A team of researchers from Peking University and Alibaba Group have introduced FastV, a model designed to mitigate the inefficiencies in computational processing within Large Vision-Language Models (LVLMs). In particular, FastV addresses the bias exhibited by the attention mechanism in LVLMs, which tends to favour textual tokens over visual tokens. Existing models – including LLaVA-1.5 and Video-LLaVA – have shown extensive advancements yet fail to efficiently handle visual tokens, which then hampers LVLMs’ overall performance and computational capability.
LVLMs typically process multimodal inputs by converting images into tokens and combining them with textual tokens in a transformer-based decoder. However, visual tokens often receive lower attention scores than textual tokens, particularly in deep layers of LVLMs. This phenomenon has led to a less than optimal use of visual information and a bottleneck in system efficiency.
The FastV model seeks to remedy these issues by deploying a dynamic pruning method to enhance the computational functionality of LVLMs. This method prunes superfluous visual tokens depending on their attention scores, thereby reducing computational costs without deterring performance quality in various vision-language tasks.

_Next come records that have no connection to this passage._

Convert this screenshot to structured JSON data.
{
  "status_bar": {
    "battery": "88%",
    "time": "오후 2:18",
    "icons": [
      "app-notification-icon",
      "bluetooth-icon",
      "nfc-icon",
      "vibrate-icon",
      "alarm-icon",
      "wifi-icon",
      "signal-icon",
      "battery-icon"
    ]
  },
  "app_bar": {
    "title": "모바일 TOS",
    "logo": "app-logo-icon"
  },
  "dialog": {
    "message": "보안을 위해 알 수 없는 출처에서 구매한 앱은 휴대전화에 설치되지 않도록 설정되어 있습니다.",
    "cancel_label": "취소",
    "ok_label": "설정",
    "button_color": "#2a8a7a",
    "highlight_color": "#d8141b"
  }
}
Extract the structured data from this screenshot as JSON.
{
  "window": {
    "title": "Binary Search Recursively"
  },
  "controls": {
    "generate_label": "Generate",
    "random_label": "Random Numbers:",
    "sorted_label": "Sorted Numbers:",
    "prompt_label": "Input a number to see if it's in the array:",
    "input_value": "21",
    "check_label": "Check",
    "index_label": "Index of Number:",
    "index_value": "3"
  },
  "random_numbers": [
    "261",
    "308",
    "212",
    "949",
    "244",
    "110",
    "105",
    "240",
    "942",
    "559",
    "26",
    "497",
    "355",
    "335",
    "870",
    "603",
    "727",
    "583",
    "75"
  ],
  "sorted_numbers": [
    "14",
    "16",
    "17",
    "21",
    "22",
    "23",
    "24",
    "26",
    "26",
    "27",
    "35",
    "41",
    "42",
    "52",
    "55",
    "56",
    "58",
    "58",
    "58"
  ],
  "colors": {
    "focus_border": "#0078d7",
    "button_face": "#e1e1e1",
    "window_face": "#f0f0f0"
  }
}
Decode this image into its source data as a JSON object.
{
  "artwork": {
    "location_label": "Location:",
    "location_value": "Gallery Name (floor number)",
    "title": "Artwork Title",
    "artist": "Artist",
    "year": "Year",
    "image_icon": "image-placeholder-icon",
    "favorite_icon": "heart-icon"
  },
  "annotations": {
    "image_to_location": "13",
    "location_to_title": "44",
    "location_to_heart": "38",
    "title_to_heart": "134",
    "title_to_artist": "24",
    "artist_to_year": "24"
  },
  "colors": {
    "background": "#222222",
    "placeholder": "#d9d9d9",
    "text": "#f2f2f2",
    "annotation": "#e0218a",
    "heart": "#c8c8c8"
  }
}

FastV employs a dynamic pruning mechanism for visual tokens in the inference phase of LVLMs, ranking the importance of visual tokens based on attention scores and pruning less relevant tokens beyond a certain layer. Such a strategy significantly lessens the computational load on LVLMs, especially in deeper layers where visual tokens are usually allocated fewer resources. FastV, thereby, achieves a substantial reduction in Floating Point Operations Per Second (FLOPs) while retaining superior performance across various vision-language tasks.
Furthermore, the FastV model provides a flexible solution for customising the trade-off between computational efficiency and performance according to specific user requirements. This versatility makes it an ideal tool for resource-limited environments – targeting image tokens for reduction without compromising the model’s overall functionality.
In conclusion, FastV offers an efficient computational solution for LVLMs, particularly in the handling of visual tokens. It successfully decreases computational costs without undermining output quality across a wide range of vision-language tasks. Consequently, FastV signifies an important step towards enhancing the computational efficiency and practical application of LVLMs, demonstrating a promising solution to the challenges posed by resource constraints in real-world utilisation.